Every once in a while, a really good science fiction novel comes along telling the story of a suspended-animation generation-ship where things go wrong en route (Frank Robinson's splendid 1992 novel The Dark Beyond the Stars is a fine example, maybe the finest). But by far the more popular approach is to pick up the story once the generation-ship voyage is safely docked where it's going.
Schroeder's novel is firmly, even spectacularly, in the second camp, thanks to the science of locksteps, which keep all the galaxy's various inhabited worlds on a more or less even footing. Our author has worked out the technicalities to a virtually obsessive length, because those technicalities are vital to young Toby, who wakes up 14,000 years after he last closed his eyes. Readers get most of their exposition from the mental scrabbling Toby does in order to make sense of the brave new galaxy where he finds himself. This can be helpful, of course:
Locksteps were a kind of network - specifically, something called a synchronous network, where every node in the mesh sent and received messages at the same time. All the worlds shipped out cargo and passenger ships at the same intervals, and doing this put them all on equal footing. If a couple of worlds doubled or tripled their frequency, they could grow faster than their neighbors. Lockstep worlds were always tempted to do this, and worlds that did often made out very well indeed.
Young Toby encounters plenty of discrepancies like these as he realizes that the unguessable new galaxy where he now finds himself is all but entirely ruled by his own brother, who's used the loopholes of lockstep in order to become a tyrant. Indeed, the entire McGonigal clan is now revered as far more than human, and Toby himself is a kind of messiah-figure in the epic poems, songs, and mythology that's sprung up in the intervening millennia.

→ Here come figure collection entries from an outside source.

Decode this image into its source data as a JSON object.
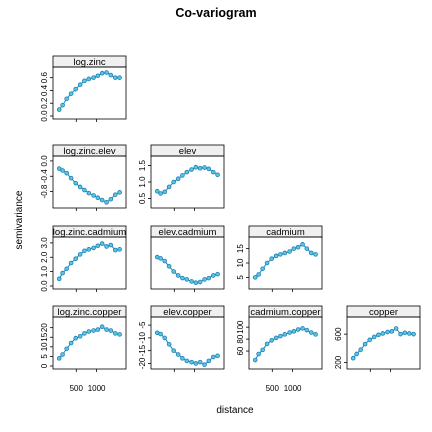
{
  "chart_data": {
    "type": "line",
    "title": "Co-variogram",
    "xlabel": "distance",
    "ylabel": "semivariance",
    "style": {
      "line_color": "#1f7fbf",
      "point_fill": "#5bc8d8",
      "strip_color": "#f0f0f0"
    },
    "x_ticks": [
      "500",
      "1000"
    ],
    "x_tick_values": [
      500,
      1000
    ],
    "x": [
      79,
      163,
      263,
      372,
      485,
      595,
      700,
      808,
      926,
      1030,
      1136,
      1245,
      1350,
      1460,
      1566
    ],
    "xlim": [
      0,
      1650
    ],
    "panels": [
      {
        "label": "log.zinc",
        "row": 0,
        "col": 0,
        "y_ticks": [
          "0.0",
          "0.2",
          "0.4",
          "0.6"
        ],
        "y_tick_values": [
          0.0,
          0.2,
          0.4,
          0.6
        ],
        "ylim": [
          0,
          0.72
        ],
        "values": [
          0.1,
          0.17,
          0.27,
          0.35,
          0.42,
          0.49,
          0.55,
          0.58,
          0.6,
          0.63,
          0.67,
          0.68,
          0.64,
          0.6,
          0.6
        ]
      },
      {
        "label": "log.zinc.elev",
        "row": 1,
        "col": 0,
        "y_ticks": [
          "-0.8",
          "-0.4",
          "0.0"
        ],
        "y_tick_values": [
          -0.8,
          -0.4,
          0.0
        ],
        "ylim": [
          -1.15,
          0.05
        ],
        "values": [
          -0.2,
          -0.25,
          -0.32,
          -0.45,
          -0.58,
          -0.68,
          -0.76,
          -0.84,
          -0.9,
          -0.96,
          -1.02,
          -1.08,
          -1.0,
          -0.88,
          -0.82
        ]
      },
      {
        "label": "log.zinc.cadmium",
        "row": 2,
        "col": 0,
        "y_ticks": [
          "0.0",
          "1.0",
          "2.0",
          "3.0"
        ],
        "y_tick_values": [
          0.0,
          1.0,
          2.0,
          3.0
        ],
        "ylim": [
          0,
          3.2
        ],
        "values": [
          0.5,
          0.9,
          1.2,
          1.6,
          1.9,
          2.2,
          2.45,
          2.55,
          2.65,
          2.8,
          2.95,
          2.75,
          2.85,
          2.5,
          2.55
        ]
      },
      {
        "label": "log.zinc.copper",
        "row": 3,
        "col": 0,
        "y_ticks": [
          "0",
          "5",
          "10",
          "15",
          "20"
        ],
        "y_tick_values": [
          0,
          5,
          10,
          15,
          20
        ],
        "ylim": [
          0,
          24
        ],
        "values": [
          4.0,
          6.0,
          9.0,
          12.0,
          14.5,
          15.5,
          17.0,
          18.0,
          18.5,
          19.0,
          20.5,
          19.0,
          18.5,
          17.0,
          16.5
        ]
      },
      {
        "label": "elev",
        "row": 1,
        "col": 1,
        "y_ticks": [
          "0.5",
          "1.0",
          "1.5"
        ],
        "y_tick_values": [
          0.5,
          1.0,
          1.5
        ],
        "ylim": [
          0.3,
          1.7
        ],
        "values": [
          0.72,
          0.65,
          0.7,
          0.85,
          1.0,
          1.1,
          1.2,
          1.3,
          1.38,
          1.45,
          1.42,
          1.44,
          1.4,
          1.3,
          1.22
        ]
      },
      {
        "label": "elev.cadmium",
        "row": 2,
        "col": 1,
        "y_ticks": [],
        "y_tick_values": [],
        "ylim": [
          -3.2,
          0.3
        ],
        "values": [
          -1.0,
          -1.1,
          -1.3,
          -1.7,
          -2.1,
          -2.4,
          -2.6,
          -2.7,
          -2.85,
          -2.95,
          -2.9,
          -2.7,
          -2.6,
          -2.4,
          -2.3
        ]
      },
      {
        "label": "elev.copper",
        "row": 3,
        "col": 1,
        "y_ticks": [
          "-20",
          "-15",
          "-10",
          "-5"
        ],
        "y_tick_values": [
          -20,
          -15,
          -10,
          -5
        ],
        "ylim": [
          -21,
          -3
        ],
        "values": [
          -8.0,
          -8.5,
          -10.0,
          -12.5,
          -15.0,
          -16.5,
          -18.0,
          -19.0,
          -19.5,
          -20.0,
          -19.5,
          -20.5,
          -19.0,
          -17.5,
          -17.0
        ]
      },
      {
        "label": "cadmium",
        "row": 2,
        "col": 2,
        "y_ticks": [
          "5",
          "10",
          "15"
        ],
        "y_tick_values": [
          5,
          10,
          15
        ],
        "ylim": [
          2,
          18
        ],
        "values": [
          5.0,
          6.0,
          8.0,
          10.0,
          11.5,
          12.5,
          13.0,
          13.5,
          14.0,
          15.0,
          15.5,
          16.5,
          15.0,
          13.5,
          13.0
        ]
      },
      {
        "label": "cadmium.copper",
        "row": 3,
        "col": 2,
        "y_ticks": [
          "60",
          "80",
          "100"
        ],
        "y_tick_values": [
          60,
          80,
          100
        ],
        "ylim": [
          35,
          112
        ],
        "values": [
          45,
          55,
          62,
          72,
          78,
          82,
          85,
          88,
          91,
          93,
          96,
          98,
          95,
          91,
          88
        ]
      },
      {
        "label": "copper",
        "row": 3,
        "col": 3,
        "y_ticks": [
          "200",
          "600"
        ],
        "y_tick_values": [
          200,
          600
        ],
        "ylim": [
          150,
          800
        ],
        "values": [
          260,
          320,
          380,
          460,
          520,
          560,
          590,
          610,
          630,
          640,
          680,
          600,
          620,
          610,
          600
        ]
      }
    ]
  }
}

This being borderline-YA science fiction, he also encounters a feisty young woman, Corva, who's grown up in a world entirely and accidentally shaped by Toby and his family. The interactions between Corva and Toby form the best bits of Lockstep, some very neat juxtapositions between a wildly wide-angle world-view and its down-grade non-relativistic counterpart, as when Corva at one point halts and stares with undisguised dismay at the simple phenomenon of night-time:
Except for the occasional crackle from the fire, there was no sound at all. It was as if they were standing at the border to the land of Death, nothing ahead of them but perfected stillness.Corva shivered. "Is this why we did it? she turned to nod in the direction of the town they'd left. "Did we have a million years of being faced with ... with this every night, and did we invent fire and weapons and clothes and culture and art and houses just so we wouldn't have to look into it? -- That awful emptiness?"
Schroeder handles these radically different encounters - and Toby's inevitable showdown with his family members - with an easy, practiced skill. The aforementioned 'hard' science in this science fiction sometimes got too woolly for this layman, but the story itself barrels forward wonderfully. The resulting novel is indeed profitably unpredictable - and highly recommended.